Siamo arrivati alla vigilia dell’assemblea annuale di Confindustria, che in maniera totalmente inusuale si terrà a Bologna. Come per il presidente Emanuele Orsini, che ha voluto fortissimamente questa scelta, la mossa ha una ratio. Da una parte manda il segnale di una de-romanizzazione dei luoghi decisionali, almeno per quanto riguarda l’organizzazione che guida, ma nella sostanza non vuol dire che de-politicizzi l’azione della confederazione. Tutt’altro. Se c’è una barra che Orsini ha tenuta dritta sin dalla sua nomina è quella della ricerca costante di un rapporto friendly con il governo e in particolare con la premier Giorgia Meloni.
Alla scorsa assemblea (romana), la presidente del Consiglio parlò addirittura più a lungo del presidente di Confindustria e iniziò a costruire un rapporto meno episodico con una base sociale che l’aveva votata, ma storicamente aveva avuto pochi canali di comunicazione con Fratelli d’Italia.
Nei mesi successivi non si può dire che Confindustria sia stata una spina nel fianco del governo e la dimostrazione sta nel crudo rendiconto dell’ultima legge di bilancio.
In nome del taglio del cuneo fiscale sono molte le voci pro-imprese che sono state tagliate, dall’Ace al Fondo automotive.

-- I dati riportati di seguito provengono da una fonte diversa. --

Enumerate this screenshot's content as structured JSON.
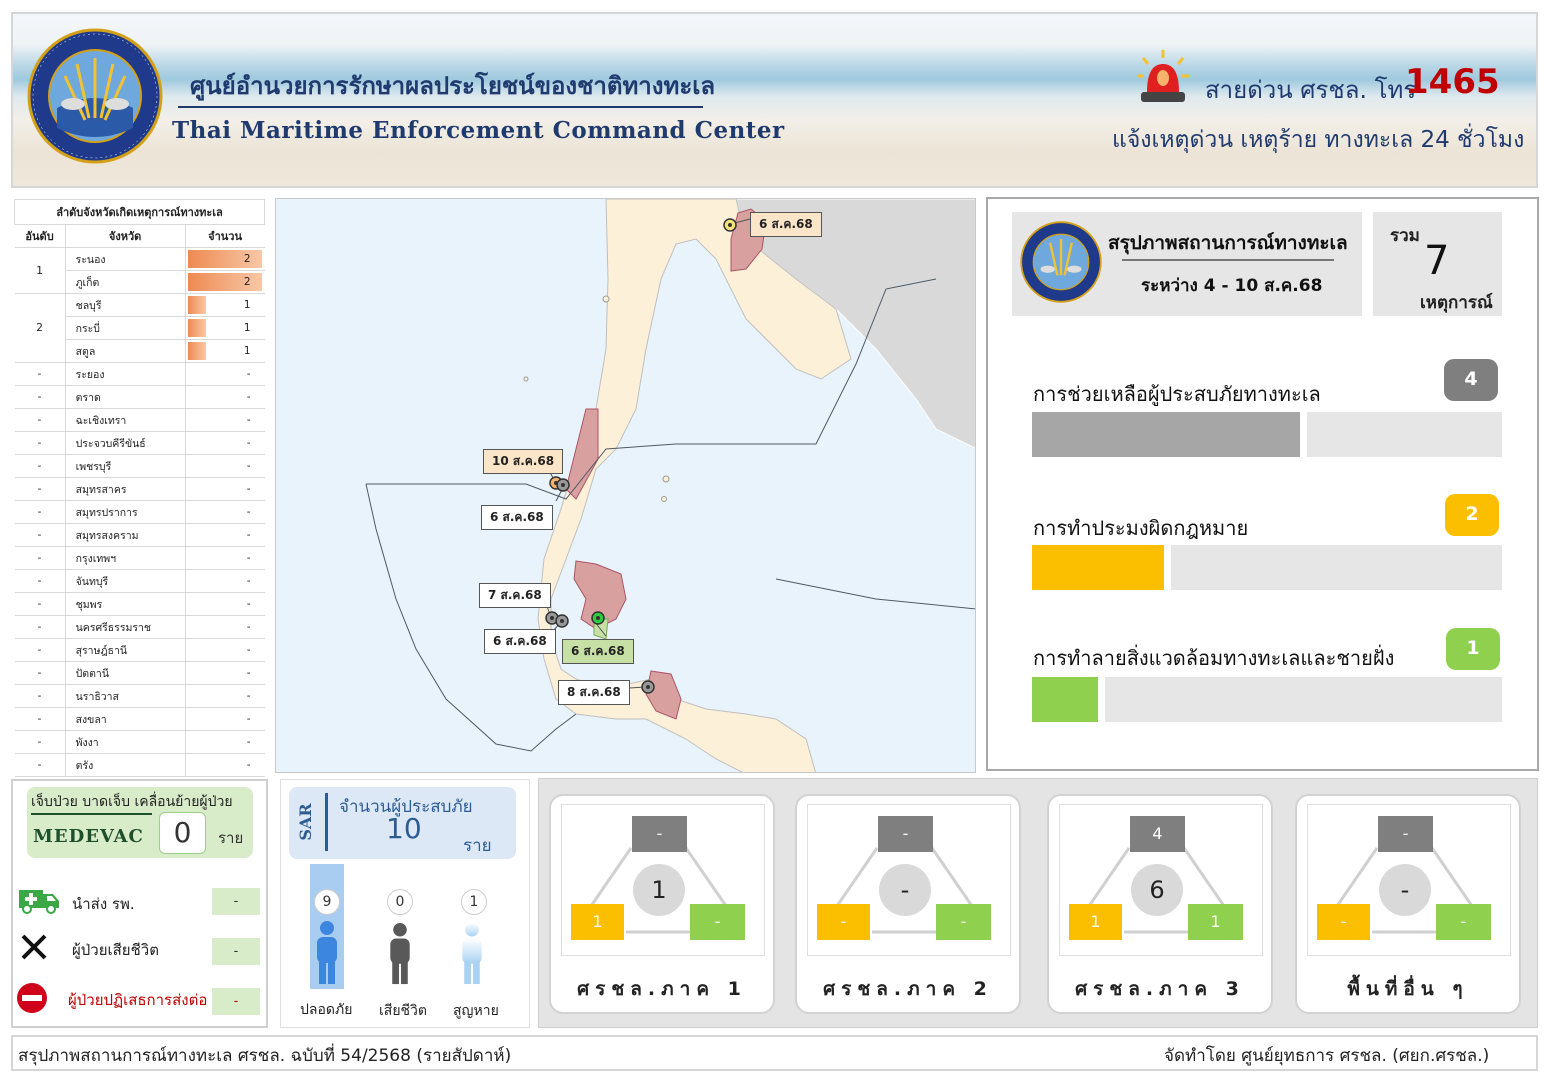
{
  "header": {
    "title_th": "ศูนย์อำนวยการรักษาผลประโยชน์ของชาติทางทะเล",
    "title_en": "Thai Maritime Enforcement Command Center",
    "logo_ring_text": "THAI MARITIME ENFORCEMENT COMMAND CENTER",
    "hotline_label": "สายด่วน ศรชล. โทร",
    "hotline_number": "1465",
    "hotline_sub": "แจ้งเหตุด่วน เหตุร้าย ทางทะเล 24 ชั่วโมง"
  },
  "ranking": {
    "title": "ลำดับจังหวัดเกิดเหตุการณ์ทางทะเล",
    "col_rank": "อันดับ",
    "col_province": "จังหวัด",
    "col_count": "จำนวน",
    "max_count": 2,
    "ranked": [
      {
        "rank": "1",
        "rows": [
          {
            "province": "ระนอง",
            "count": 2
          },
          {
            "province": "ภูเก็ต",
            "count": 2
          }
        ]
      },
      {
        "rank": "2",
        "rows": [
          {
            "province": "ชลบุรี",
            "count": 1
          },
          {
            "province": "กระบี่",
            "count": 1
          },
          {
            "province": "สตูล",
            "count": 1
          }
        ]
      }
    ],
    "unranked": [
      {
        "rank": "-",
        "province": "ระยอง",
        "count": "-"
      },
      {
        "rank": "-",
        "province": "ตราด",
        "count": "-"
      },
      {
        "rank": "-",
        "province": "ฉะเชิงเทรา",
        "count": "-"
      },
      {
        "rank": "-",
        "province": "ประจวบคีรีขันธ์",
        "count": "-"
      },
      {
        "rank": "-",
        "province": "เพชรบุรี",
        "count": "-"
      },
      {
        "rank": "-",
        "province": "สมุทรสาคร",
        "count": "-"
      },
      {
        "rank": "-",
        "province": "สมุทรปราการ",
        "count": "-"
      },
      {
        "rank": "-",
        "province": "สมุทรสงคราม",
        "count": "-"
      },
      {
        "rank": "-",
        "province": "กรุงเทพฯ",
        "count": "-"
      },
      {
        "rank": "-",
        "province": "จันทบุรี",
        "count": "-"
      },
      {
        "rank": "-",
        "province": "ชุมพร",
        "count": "-"
      },
      {
        "rank": "-",
        "province": "นครศรีธรรมราช",
        "count": "-"
      },
      {
        "rank": "-",
        "province": "สุราษฎ์ธานี",
        "count": "-"
      },
      {
        "rank": "-",
        "province": "ปัตตานี",
        "count": "-"
      },
      {
        "rank": "-",
        "province": "นราธิวาส",
        "count": "-"
      },
      {
        "rank": "-",
        "province": "สงขลา",
        "count": "-"
      },
      {
        "rank": "-",
        "province": "พังงา",
        "count": "-"
      },
      {
        "rank": "-",
        "province": "ตรัง",
        "count": "-"
      }
    ]
  },
  "map": {
    "labels": [
      "6 ส.ค.68",
      "10 ส.ค.68",
      "6 ส.ค.68",
      "7 ส.ค.68",
      "6 ส.ค.68",
      "6 ส.ค.68",
      "8 ส.ค.68"
    ]
  },
  "summary": {
    "title": "สรุปภาพสถานการณ์ทางทะเล",
    "period": "ระหว่าง  4 - 10 ส.ค.68",
    "total_label": "รวม",
    "total_value": "7",
    "total_unit": "เหตุการณ์",
    "categories": [
      {
        "label": "การช่วยเหลือผู้ประสบภัยทางทะเล",
        "value": "4",
        "fraction": 0.57,
        "color": "#7f7f7f",
        "fill": "#a6a6a6"
      },
      {
        "label": "การทำประมงผิดกฎหมาย",
        "value": "2",
        "fraction": 0.28,
        "color": "#fbbf00",
        "fill": "#fbbf00"
      },
      {
        "label": "การทำลายสิ่งแวดล้อมทางทะเลและชายฝั่ง",
        "value": "1",
        "fraction": 0.14,
        "color": "#8fd14f",
        "fill": "#8fd14f"
      }
    ]
  },
  "medevac": {
    "desc": "เจ็บป่วย บาดเจ็บ เคลื่อนย้ายผู้ป่วย",
    "title": "MEDEVAC",
    "count": "0",
    "unit": "ราย",
    "rows": [
      {
        "label": "นำส่ง รพ.",
        "value": "-",
        "icon": "ambulance-icon"
      },
      {
        "label": "ผู้ป่วยเสียชีวิต",
        "value": "-",
        "icon": "x-icon"
      },
      {
        "label": "ผู้ป่วยปฏิเสธการส่งต่อ",
        "value": "-",
        "icon": "no-entry-icon"
      }
    ]
  },
  "sar": {
    "tag": "SAR",
    "title": "จำนวนผู้ประสบภัย",
    "value": "10",
    "unit": "ราย",
    "people": [
      {
        "label": "ปลอดภัย",
        "value": "9",
        "color": "#3d86e0"
      },
      {
        "label": "เสียชีวิต",
        "value": "0",
        "color": "#595959"
      },
      {
        "label": "สูญหาย",
        "value": "1",
        "color": "#a9d2f3"
      }
    ]
  },
  "regions": [
    {
      "name": "ศรชล.ภาค 1",
      "top": "-",
      "center": "1",
      "left": "1",
      "right": "-"
    },
    {
      "name": "ศรชล.ภาค 2",
      "top": "-",
      "center": "-",
      "left": "-",
      "right": "-"
    },
    {
      "name": "ศรชล.ภาค 3",
      "top": "4",
      "center": "6",
      "left": "1",
      "right": "1"
    },
    {
      "name": "พื้นที่อื่น ๆ",
      "top": "-",
      "center": "-",
      "left": "-",
      "right": "-"
    }
  ],
  "footer": {
    "left": "สรุปภาพสถานการณ์ทางทะเล ศรชล. ฉบับที่ 54/2568 (รายสัปดาห์)",
    "right": "จัดทำโดย ศูนย์ยุทธการ ศรชล. (ศยก.ศรชล.)"
  }
}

In cambio, Orsini ha ottenuto quel provvedimento di Ires premiale che alla fine si è scoperto riguardare soltanto 18 mila imprese. Non parliamo poi del tormentone di Transizione 5.0, una misura ricca per dotazione, ma che si è rivelata un imperdonabile flop a causa della pesantezza degli adempimenti.

I punti cruciali

Alla vigilia di Bologna, però, tutto ciò appare come acqua passata. L’agenda di oggi vede ai primi punti dazi ed energia. Il mese scorso Meloni, parlando nella Sala Verde con i rappresentanti delle imprese, fece un annuncio-boom: lo stanziamento di ben 25 miliardi derivanti dal Pnrr e da fondi non spesi che sarebbero stati indirizzati a una larga platea di imprese (non soltanto le esportatrici), per affrontare questa difficile fase del loro sviluppo e impedire anche per questa via di cadere in recessione. Dopo l’annuncio arrivò la parziale marcia indietro di Donald Trump, che concesse uno slittamento all’entrata in vigore dei dazi anti-Ue, e dei 25 miliardi non si è più parlato. Ma da venerdì scorso il tema dei dazi per l’Europa è tornato prepotentemente alla ribalta. È possibile che Meloni a Bologna torni sull’argomento o glissi. In questo momento sul tappeto c’è la seconda riprogrammazione del Pnrr e i vari dossier sono in altalena. Si parla di ridurre la dotazione per le opere infrastrutturali, specie quelle ferroviarie. E si sussurra che le partite che resteranno fuori dal Pnrr verranno comunque coperte da fondi nazionali. In questo quadro si parla di un prolungamento di Transizione 5.0 fino al 2028, ma anche in questo caso bisognerà aspettare che Meloni dica qualcosa di compiuto sul lavoro a cui è dedito il suo fedele ministro Tommaso Foti. È vero che quest’ultimo — succeduto a Raffaele Fitto — sta ancora «studiando», come dicono a Roma, ma qualche indirizzo da Bologna dovrebbe venir fuori per le partite che interessano più da vicino le imprese.




















































Il fattore bollette

Il vero colpo di teatro dell’assemblea confindustriale dovrebbe, però, riguardare il costo dell’energia. Sul recente decreto bollette, infatti, l’asse Meloni-Orsini per una volta si è incrinato. La Confindustria ha definito «una follia» il provvedimento e palazzo Chigi ha messo nero su bianco la propria irritazione in merito a questo giudizio tranchant. E la cosa non era finita lì, perché dentro l’associazione degli industriali si è aperta una dura polemica tra i produttori di energia e gli utilizzatori energivori che ha portato a interviste contrapposte sui giornali, voci di clamorose scissioni e minacce di vario tipo.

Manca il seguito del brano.